Mais désormais elle me fait plus sourire que frémir, et je la salue comme une vieille amie en repensant avec nostalgie et amusement à tous ces visages que je côtoyais matin midi et soir à TyKer, à Totoche, autour d’un billard, d’une table de ping pong, d’une rivière à traverser dans une eau à 2°C, au fond d’une cabane éclairée à la bougie. Chacun est reparti de son côté, plus ou moins marqué par ces quelques mois partagés dans un petit bout de France perdu entre l’océan Indien et l’Antarctique. Je repense à eux, et je ne les oublie pas.

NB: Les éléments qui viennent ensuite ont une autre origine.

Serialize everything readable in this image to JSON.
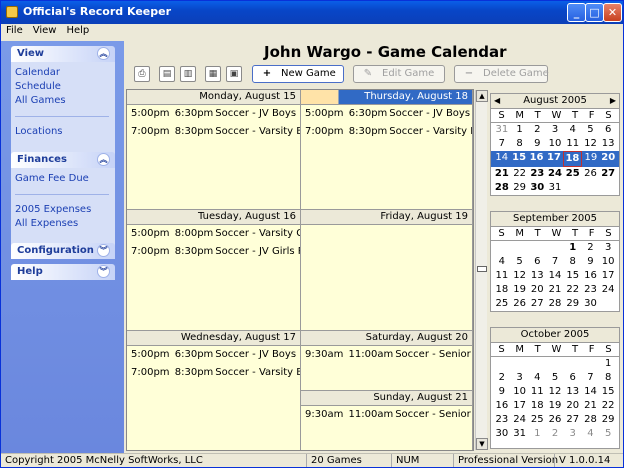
{
  "window": {
    "title": "Official's Record Keeper"
  },
  "menu": [
    "File",
    "View",
    "Help"
  ],
  "sidebar": {
    "view": {
      "title": "View",
      "items": [
        "Calendar",
        "Schedule",
        "All Games"
      ],
      "extra": [
        "Locations"
      ]
    },
    "finances": {
      "title": "Finances",
      "items": [
        "Game Fee Due"
      ],
      "extra": [
        "2005 Expenses",
        "All Expenses"
      ]
    },
    "configuration": {
      "title": "Configuration"
    },
    "help": {
      "title": "Help"
    }
  },
  "main": {
    "title": "John Wargo - Game Calendar",
    "buttons": {
      "new_game": "New Game",
      "edit_game": "Edit Game",
      "delete_game": "Delete Game"
    }
  },
  "days": [
    {
      "label": "Monday, August 15",
      "events": [
        [
          "5:00pm",
          "6:30pm",
          "Soccer - JV Boys R"
        ],
        [
          "7:00pm",
          "8:30pm",
          "Soccer - Varsity Bc"
        ]
      ]
    },
    {
      "label": "Thursday, August 18",
      "events": [
        [
          "5:00pm",
          "6:30pm",
          "Soccer - JV Boys 2-"
        ],
        [
          "7:00pm",
          "8:30pm",
          "Soccer - Varsity Bo"
        ]
      ]
    },
    {
      "label": "Tuesday, August 16",
      "events": [
        [
          "5:00pm",
          "8:00pm",
          "Soccer - Varsity Gi"
        ],
        [
          "7:00pm",
          "8:30pm",
          "Soccer - JV Girls R("
        ]
      ]
    },
    {
      "label": "Friday, August 19",
      "events": []
    },
    {
      "label": "Wednesday, August 17",
      "events": [
        [
          "5:00pm",
          "6:30pm",
          "Soccer - JV Boys R"
        ],
        [
          "7:00pm",
          "8:30pm",
          "Soccer - Varsity Bc"
        ]
      ]
    },
    {
      "label": "Saturday, August 20",
      "events": [
        [
          "9:30am",
          "11:00am",
          "Soccer - Senior Wc"
        ]
      ]
    },
    {
      "label": "Sunday, August 21",
      "events": [
        [
          "9:30am",
          "11:00am",
          "Soccer - Senior Me"
        ]
      ]
    }
  ],
  "calendars": [
    {
      "month": "August 2005",
      "weekdays": [
        "S",
        "M",
        "T",
        "W",
        "T",
        "F",
        "S"
      ],
      "rows": [
        [
          "31",
          "1",
          "2",
          "3",
          "4",
          "5",
          "6"
        ],
        [
          "7",
          "8",
          "9",
          "10",
          "11",
          "12",
          "13"
        ],
        [
          "14",
          "15",
          "16",
          "17",
          "18",
          "19",
          "20"
        ],
        [
          "21",
          "22",
          "23",
          "24",
          "25",
          "26",
          "27"
        ],
        [
          "28",
          "29",
          "30",
          "31",
          "",
          "",
          ""
        ]
      ]
    },
    {
      "month": "September 2005",
      "weekdays": [
        "S",
        "M",
        "T",
        "W",
        "T",
        "F",
        "S"
      ],
      "rows": [
        [
          "",
          "",
          "",
          "",
          "1",
          "2",
          "3"
        ],
        [
          "4",
          "5",
          "6",
          "7",
          "8",
          "9",
          "10"
        ],
        [
          "11",
          "12",
          "13",
          "14",
          "15",
          "16",
          "17"
        ],
        [
          "18",
          "19",
          "20",
          "21",
          "22",
          "23",
          "24"
        ],
        [
          "25",
          "26",
          "27",
          "28",
          "29",
          "30",
          ""
        ]
      ]
    },
    {
      "month": "October 2005",
      "weekdays": [
        "S",
        "M",
        "T",
        "W",
        "T",
        "F",
        "S"
      ],
      "rows": [
        [
          "",
          "",
          "",
          "",
          "",
          "",
          "1"
        ],
        [
          "2",
          "3",
          "4",
          "5",
          "6",
          "7",
          "8"
        ],
        [
          "9",
          "10",
          "11",
          "12",
          "13",
          "14",
          "15"
        ],
        [
          "16",
          "17",
          "18",
          "19",
          "20",
          "21",
          "22"
        ],
        [
          "23",
          "24",
          "25",
          "26",
          "27",
          "28",
          "29"
        ],
        [
          "30",
          "31",
          "1",
          "2",
          "3",
          "4",
          "5"
        ]
      ]
    }
  ],
  "status": {
    "copyright": "Copyright 2005 McNelly SoftWorks, LLC",
    "count": "20 Games",
    "num": "NUM",
    "edition": "Professional Version",
    "version": "V 1.0.0.14"
  }
}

Nous avions eu l’occasion d’accueillir d’anciens hivernants lors d’une rotation du Marion Dufresne et qui, remettant les pieds sur Crozet ou Kerguelen vingt ou quarante ans après leur propre mission, tombaient à genoux sur cette terre caillouteuse et froide et se mettaient à pleurer. En repensant à l'émotion profonde qui les étreignait, en la comparant à la façon dont je vis les choses un an plus tard, je me dis que nous ne sommes pas tous marqués de la même façon, ni avec la même intensité. Pour autant ces moments passés là-bas ne nous laissent pas indifférents. Nous ont-ils pour autant rendus différents ?  …  Je ne pense pas être la meilleure juge pour vous apporter la réponse.   



En allant au travail un matin, alors que je contemplais mon ombre qui grandissait sur le bitume à la lumière jaune des lampadaires de la ville, une image m’est apparue subitement. Le cours d’une vie pourrait être comparable à la marche d’un homme qui ferait la course avec le soleil. Au petit matin, le soleil est dans son dos et une ombre s’étire loin devant les pas de l’homme. C’est la jeunesse, la vie est devant lui et son ombre est comme une flèche pointant vers l’horizon, vers les découvertes, le dépassement, l’ambition, les rêves que l’on peut, à force de persévérance, d’audace, de folie, rendre réels. Puis petit à petit, le soleil entame sa course, rattrape peu à peu l’homme. A midi, le soleil est à la verticale de notre marcheur. Son ombre n’est plus qu’un point sous ses pieds. L’homme est au milieu de sa vie, ses projets se sont réalisés, il se sent complet, heureux dans ce présent qu’il a construit. Puis le soleil qui avance plus vite que l’homme va finalement le dépasser, le devancer vers l’ouest. Alors, peu à peu l’ombre du marcheur s’étirera à l’opposé, vers l’arrière. L’homme approche petit à petit – et j’espère le plus sereinement possible –  du bout de son chemin, vers le ponant où viendra le crépuscule. Et en s’allongeant dans son dos, son ombre le pousse à regarder en arrière, et à contempler tout ce qu’il a accompli, à se retourner sur ce qu’il a vécu plutôt qu’à se projeter sur ce qu’il peut encore construire. Jusqu’au moment où le soleil sombrera derrière l’horizon...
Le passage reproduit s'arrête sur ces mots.